Performing as Self-Advocacy
Last week in this space, I began discussing my recent forays into performing, in terms of my ambivalent emotional response to these opportunities and their influence on my current compositional voice. As I’ve pursued this path, I’ve found that it’s also been a fruitful avenue for self-advocacy, in obvious and surprising ways.
One of my reasons for beginning to perform publicly was in order to be able to present my own works. The ability to travel solo has opened up doors that otherwise might have been closed due to funding or time constraints. I can be available for venues that want to present my music but don’t have access to the money needed to hire ensembles that can perform my works or to dedicated musicians who already know pieces from my repertoire. I can interact directly with interested listeners, feeling viscerally those moments in my compositions that allow attention to wander or demand full concentration. As I expected, I can use these public performances to generate interest in my music.
Although I’ve enjoyed those obvious advantages of performing, the more unexpected benefits have been more interesting to me.
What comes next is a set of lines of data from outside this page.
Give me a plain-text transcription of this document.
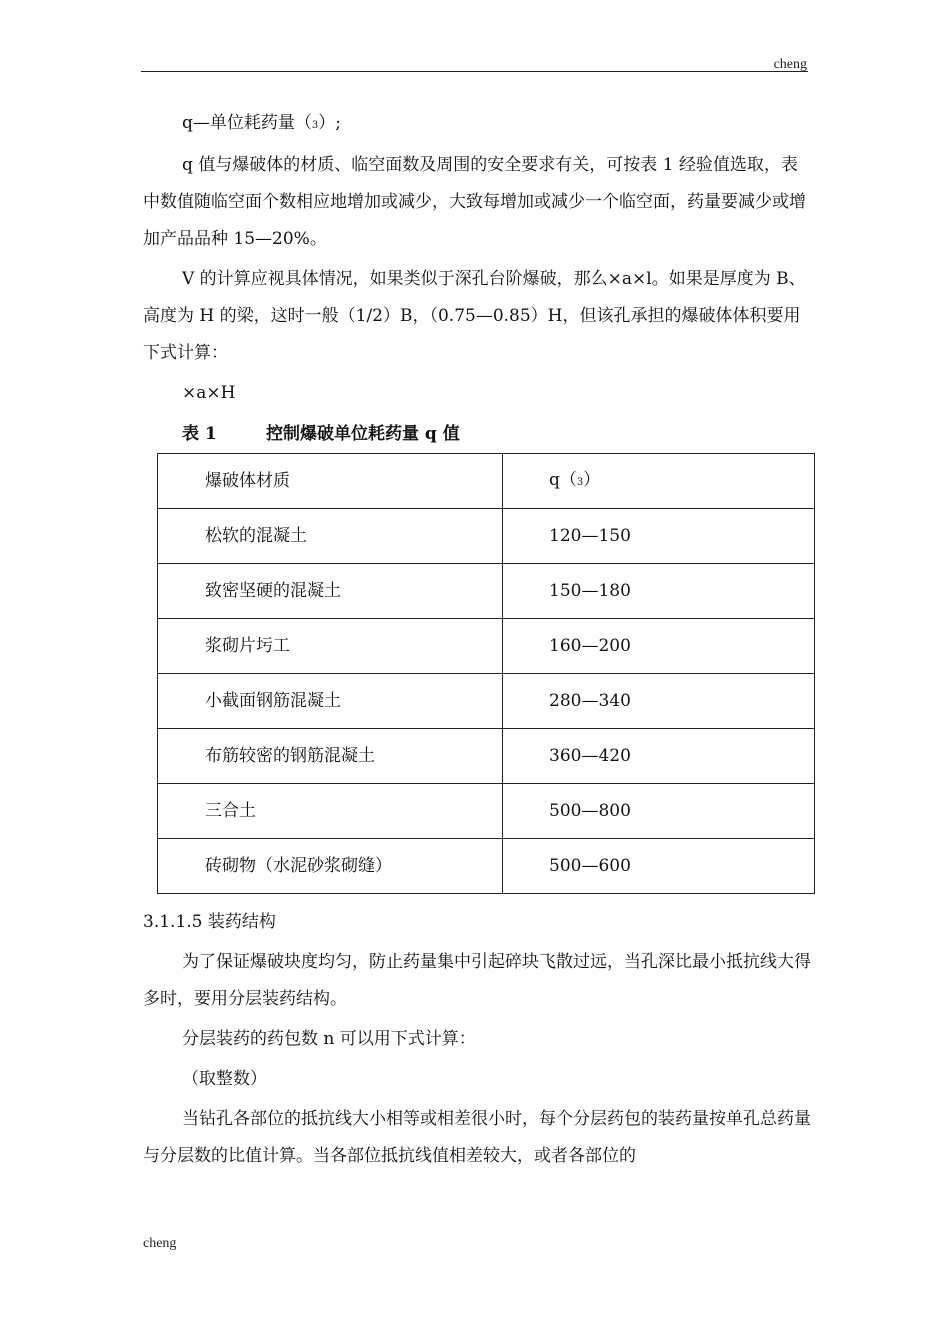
cheng

q—单位耗药量（3）;

q 值与爆破体的材质、临空面数及周围的安全要求有关，可按表 1 经验值选取，表中数值随临空面个数相应地增加或减少，大致每增加或减少一个临空面，药量要减少或增加产品品种 15—20%。

V 的计算应视具体情况，如果类似于深孔台阶爆破，那么×a×l。如果是厚度为 B、高度为 H 的梁，这时一般（1/2）B，（0.75—0.85）H，但该孔承担的爆破体体积要用下式计算：

×a×H

表 1	控制爆破单位耗药量 q 值
爆破体材质	q（3）
松软的混凝土	120—150
致密坚硬的混凝土	150—180
浆砌片圬工	160—200
小截面钢筋混凝土	280—340
布筋较密的钢筋混凝土	360—420
三合土	500—800
砖砌物（水泥砂浆砌缝）	500—600

3.1.1.5 装药结构

为了保证爆破块度均匀，防止药量集中引起碎块飞散过远，当孔深比最小抵抗线大得多时，要用分层装药结构。

分层装药的药包数 n 可以用下式计算：

（取整数）

当钻孔各部位的抵抗线大小相等或相差很小时，每个分层药包的装药量按单孔总药量与分层数的比值计算。当各部位抵抗线值相差较大，或者各部位的

cheng
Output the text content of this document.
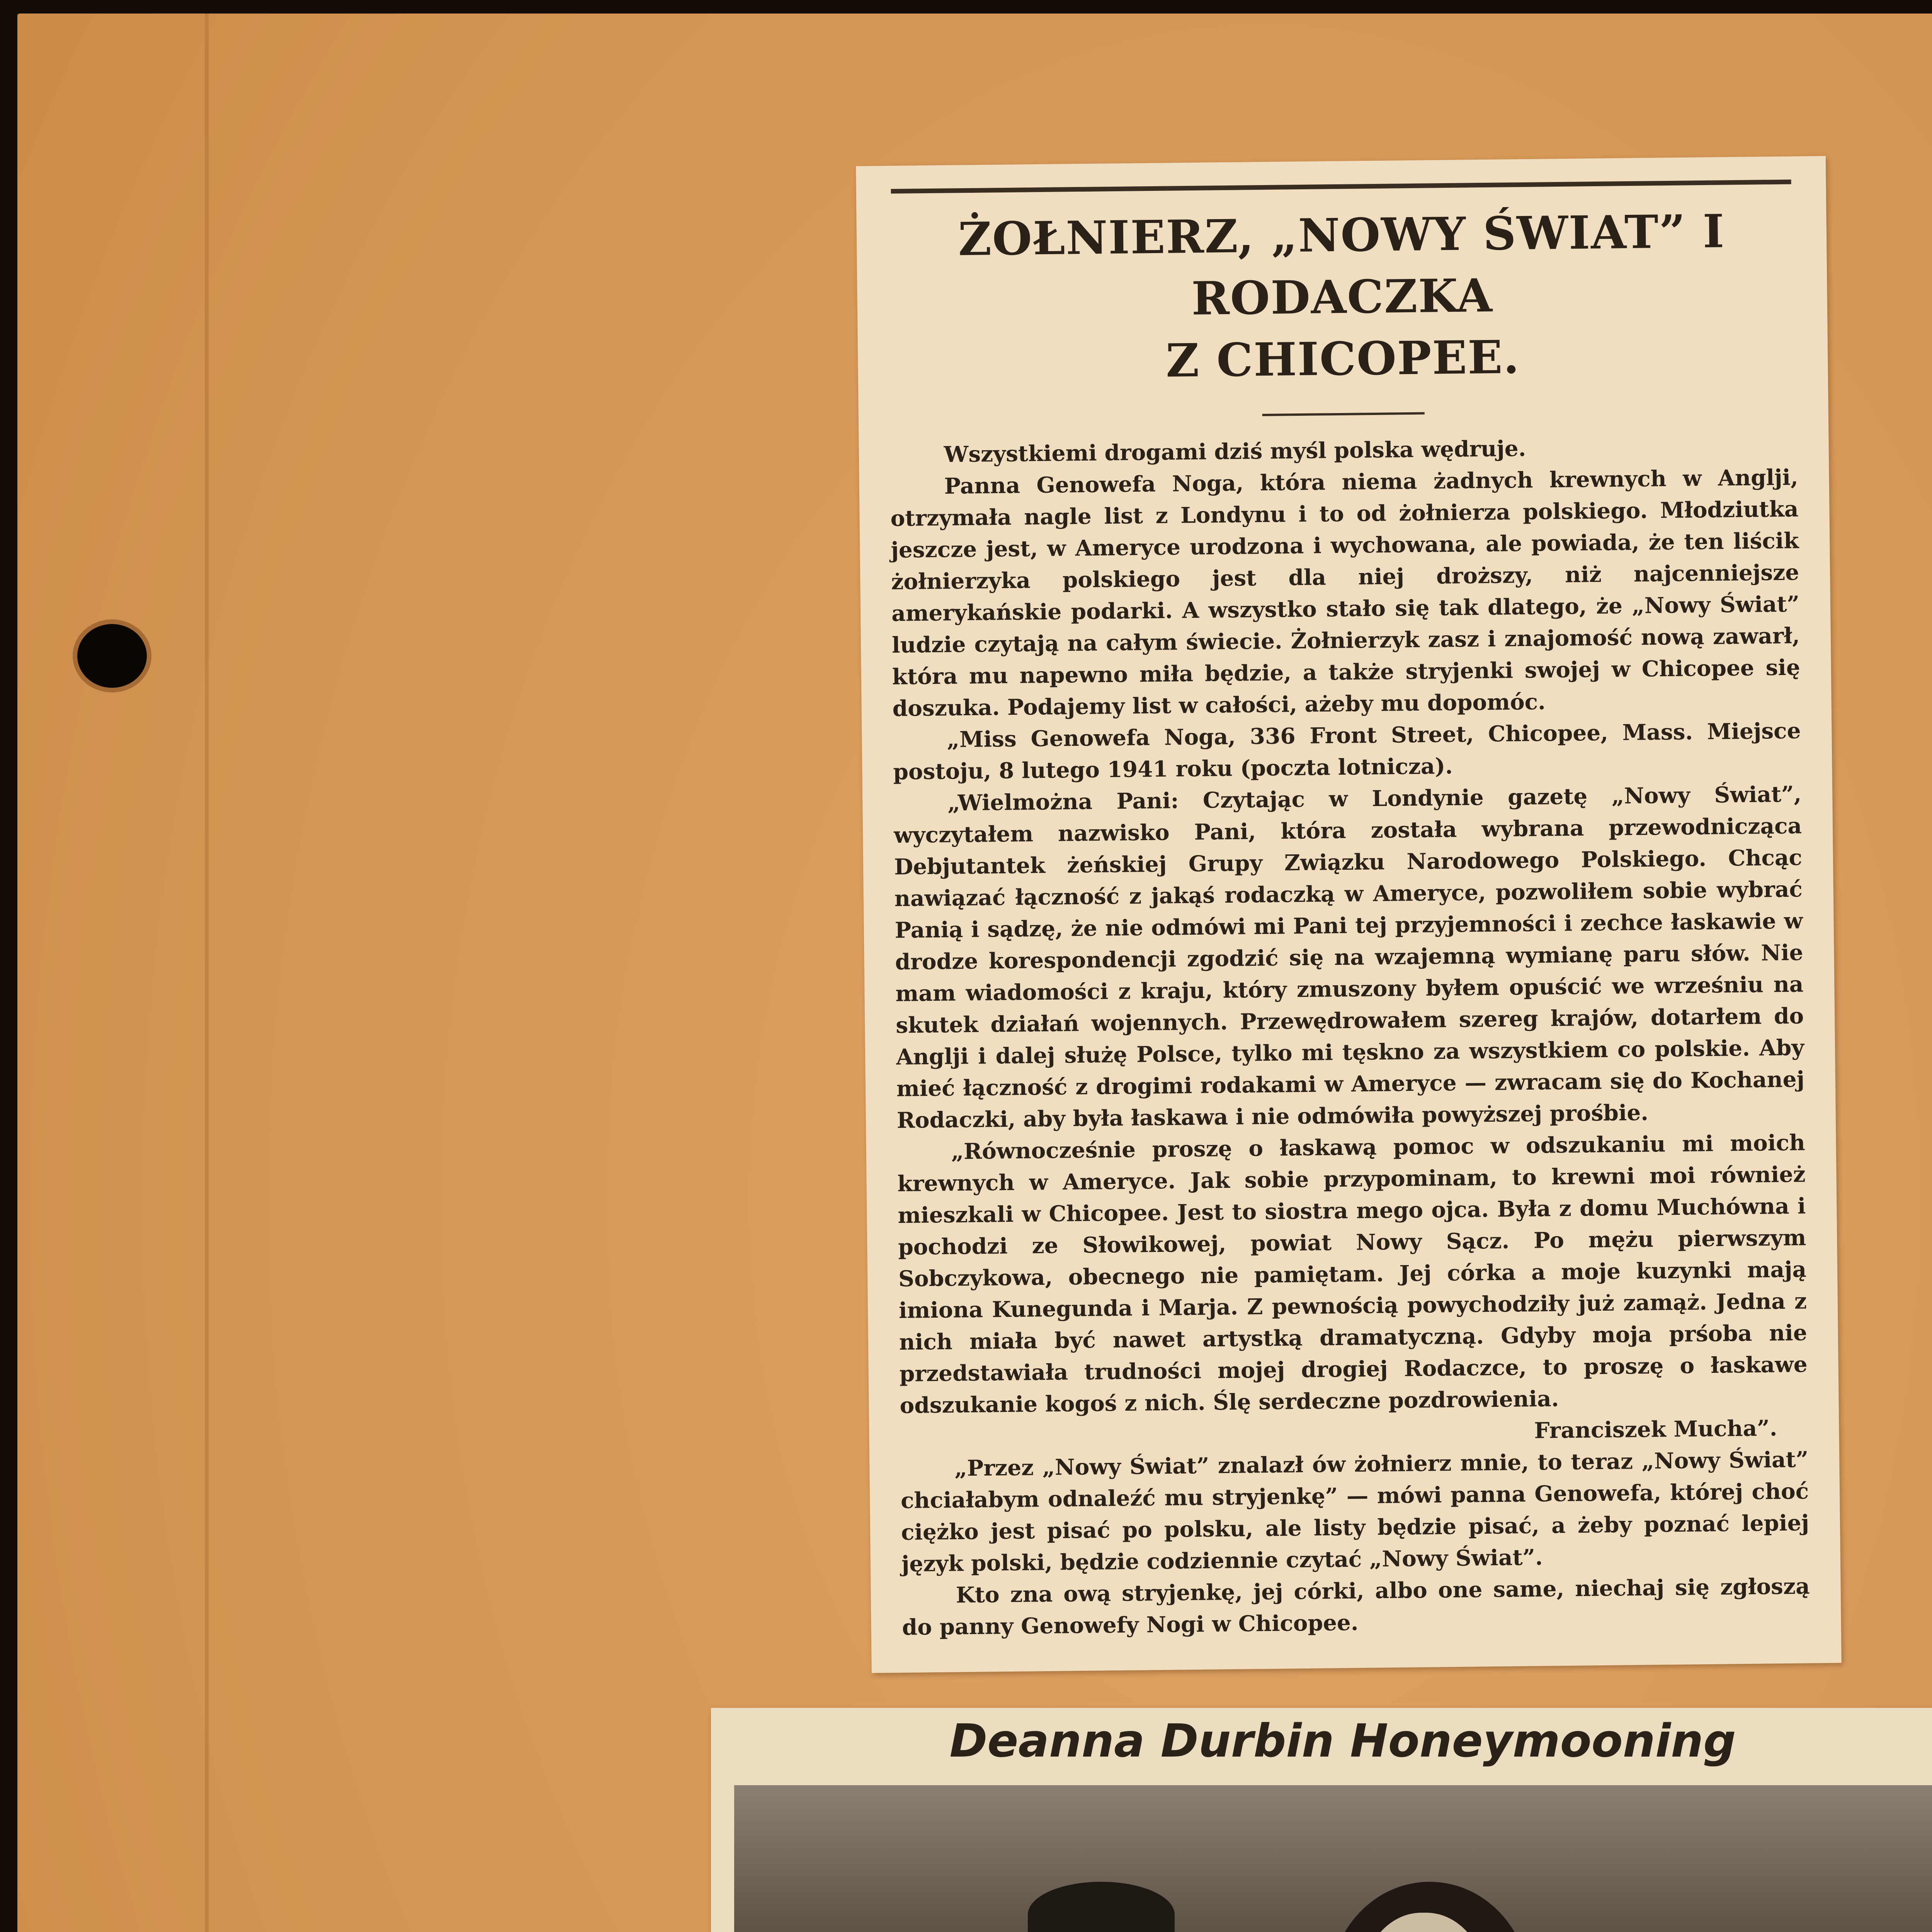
ŻOŁNIERZ, „NOWY ŚWIAT” I RODACZKA
Z CHICOPEE.

Wszystkiemi drogami dziś myśl polska wędruje.

Panna Genowefa Noga, która niema żadnych krewnych w Anglji, otrzymała nagle list z Londynu i to od żołnierza polskiego. Młodziutka jeszcze jest, w Ameryce urodzona i wychowana, ale powiada, że ten liścik żołnierzyka polskiego jest dla niej droższy, niż najcenniejsze amerykańskie podarki. A wszystko stało się tak dlatego, że „Nowy Świat” ludzie czytają na całym świecie. Żołnierzyk zasz i znajomość nową zawarł, która mu napewno miła będzie, a także stryjenki swojej w Chicopee się doszuka. Podajemy list w całości, ażeby mu dopomóc.

„Miss Genowefa Noga, 336 Front Street, Chicopee, Mass. Miejsce postoju, 8 lutego 1941 roku (poczta lotnicza).

„Wielmożna Pani: Czytając w Londynie gazetę „Nowy Świat”, wyczytałem nazwisko Pani, która została wybrana przewodnicząca Debjutantek żeńskiej Grupy Związku Narodowego Polskiego. Chcąc nawiązać łączność z jakąś rodaczką w Ameryce, pozwoliłem sobie wybrać Panią i sądzę, że nie odmówi mi Pani tej przyjemności i zechce łaskawie w drodze korespondencji zgodzić się na wzajemną wymianę paru słów. Nie mam wiadomości z kraju, który zmuszony byłem opuścić we wrześniu na skutek działań wojennych. Przewędrowałem szereg krajów, dotarłem do Anglji i dalej służę Polsce, tylko mi tęskno za wszystkiem co polskie. Aby mieć łączność z drogimi rodakami w Ameryce — zwracam się do Kochanej Rodaczki, aby była łaskawa i nie odmówiła powyższej prośbie.

„Równocześnie proszę o łaskawą pomoc w odszukaniu mi moich krewnych w Ameryce. Jak sobie przypominam, to krewni moi również mieszkali w Chicopee. Jest to siostra mego ojca. Była z domu Muchówna i pochodzi ze Słowikowej, powiat Nowy Sącz. Po mężu pierwszym Sobczykowa, obecnego nie pamiętam. Jej córka a moje kuzynki mają imiona Kunegunda i Marja. Z pewnością powychodziły już zamąż. Jedna z nich miała być nawet artystką dramatyczną. Gdyby moja prśoba nie przedstawiała trudności mojej drogiej Rodaczce, to proszę o łaskawe odszukanie kogoś z nich. Ślę serdeczne pozdrowienia.

Franciszek Mucha”.

„Przez „Nowy Świat” znalazł ów żołnierz mnie, to teraz „Nowy Świat” chciałabym odnaleźć mu stryjenkę” — mówi panna Genowefa, której choć ciężko jest pisać po polsku, ale listy będzie pisać, a żeby poznać lepiej język polski, będzie codziennie czytać „Nowy Świat”.

Kto zna ową stryjenkę, jej córki, albo one same, niechaj się zgłoszą do panny Genowefy Nogi w Chicopee.

Deanna Durbin Honeymooning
First and foremost, I have appreciated the growth in the development of my own compositional voice—described last week in this space—engendered by these concerts. If that were the sole profit generated by this path, it would be enough reason to pursue it.
Additionally, I’ve found that my concertizing experience has helped me to communicate my ideas in three different ways: building trust with the musicians who are learning my notated compositions, demonstrating the techniques I use in these pieces, and giving performers a sense of my musical aesthetic.
I’ve found that many musicians with whom I’ve worked since I’ve begun performing have taken the time to listen to my solo performances before beginning to learn my music. Those who have done so have shown a greater understanding for the sounds I’ve sought in my music, and have been able to work more quickly towards my desired sound. They come to these rehearsals knowing when sounds should be so delicate that they break up, and can intuit the difference between those times when the indicated microtones are essential parts of exactly-tuned harmonies and when they are more gestural effects. Rehearsals can go more smoothly when these musicians arrive with some knowledge of the unnotatable performance practice associated with my compositions.
The hands-on experience of performance has also allowed me to physically represent those aspects of my music that defy notation. Instead of talking through how I’d like gestures to sound, I am more likely to pick up an instrument to demonstrate. When I incorporate unusual techniques that might be difficult to replicate, I can make videos of how they can be executed as part of the piece. Instead of asking others to guess exactly what I mean in my attempts at describing musical sounds through graphics and words, I can save time and energy by showing them.
Finally, all of these shifts have led to a greater level of trust with those people who are looking at new pieces for the first time. They know that I’ve stepped onto the stage myself in order to perform the types of seemingly silly gestures that they now see in their parts, and they take comfort in this fact. The knowledge that we are comrades in presenting my compositions makes them feel less exposed by the odd demands of this music. The musicians with whom I am working seem to feel more like collaborators in these unusual concert experiences than in the years before I wore the performing hat in addition to the composing one.